The NT Government’s fracking inquiry has handed down a preliminary report that includes a call to protect groundwater resources.

The inquiry into hydraulic fracturing says that with “robust and rigorous” regulation, the risks of fracking can be mitigated.

“It is the panel's opinion that, provided that the recommendations made in this report are adopted and implemented, not only should the risk of any harm be minimised to an acceptable level, in some instances, it can be avoided altogether,” the draft report states.

The inquiry is part of the NT Government’s moratorium on fracking, and its final report is expected to be used as a basis for a decision on whether to continue the ban or to open up the Territory’s vast gas reserves.

The report says the Government must conduct baseline groundwater studies before any production takes place.

The detailed groundwater surveys could take two to three years to complete, pushing back any plans that removing the ban would otherwise make possible.

Inquiry panel leader Rachel Pepper says the panel will undertake more consultations, before a final report is released early next year.

“The draft final report is as its title indicates — a draft.
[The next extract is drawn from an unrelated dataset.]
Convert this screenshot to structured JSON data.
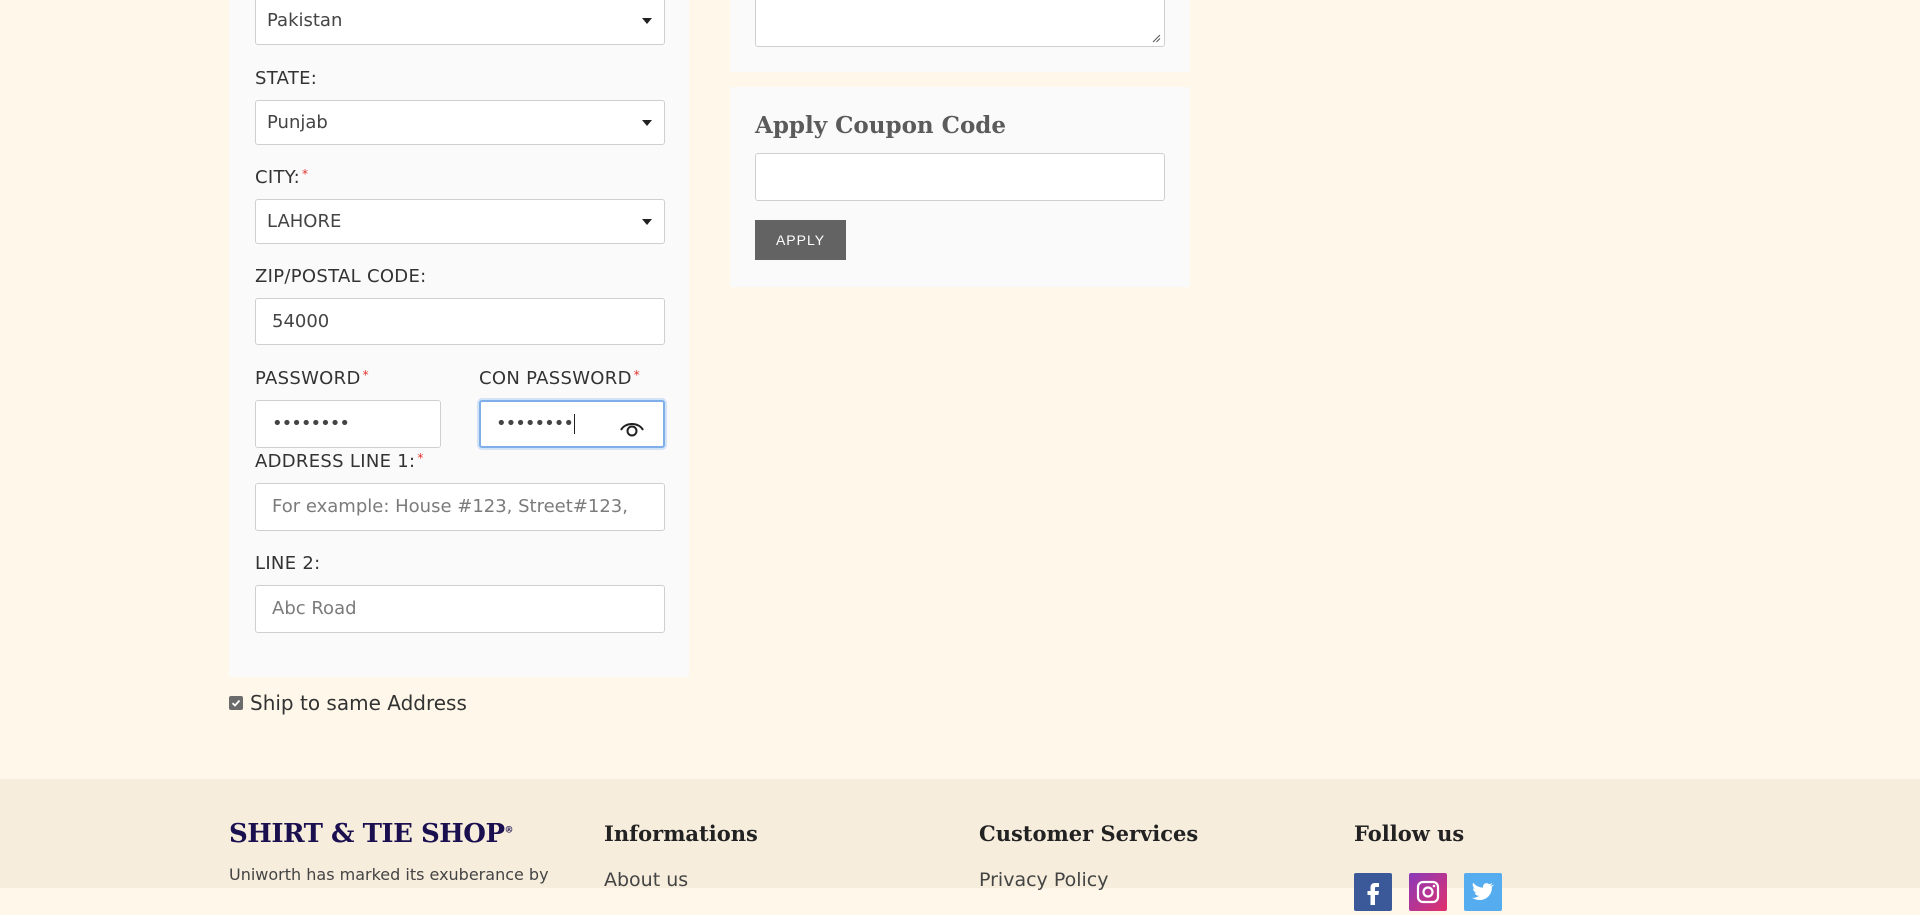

As such it may be expected to change following our next and final round of consultations,” she said.

Justice Pepper said the inquiry would not make any specific recommendations about the future of the moratorium.

“It is a matter for the Government to decide whether or not to lift the current moratorium, this report makes no such recommendation and will not do so,” she said.

But the report says the industry would only be beneficial if almost 120 recommendations were put in place first.

The recommendations include changes to regulation and more environmental studies, all paid for by a new industry fund.

“If the recommendations are implemented and adopted in full, then the risks we have identified and analysed can be mitigated to acceptable levels,” Justice Pepper said.

Justice Pepper said the call to conduct baseline groundwater studies, and to increase the independence of the regulator, were among the most significant recommendations.

The report found that the Beetaloo Basin — an area known to contain significant shale gas reserves — has not had its groundwater resources assessed in enough detail to know the risks if fracking was undertaken.

The inquiry calls for a Strategic Regional Environmental Baseline Assessment program to be rolled out Territory-wide to gain information on groundwater resources before any production can begin.

However, it says exploration should still be allowed during this phase.

“The community constantly told us that they were very concerned that those studies weren't in place and didn't exist and they do need to be in place and they do need to exist, and you need to know what you're dealing before you go forward,” Justice Pepper said.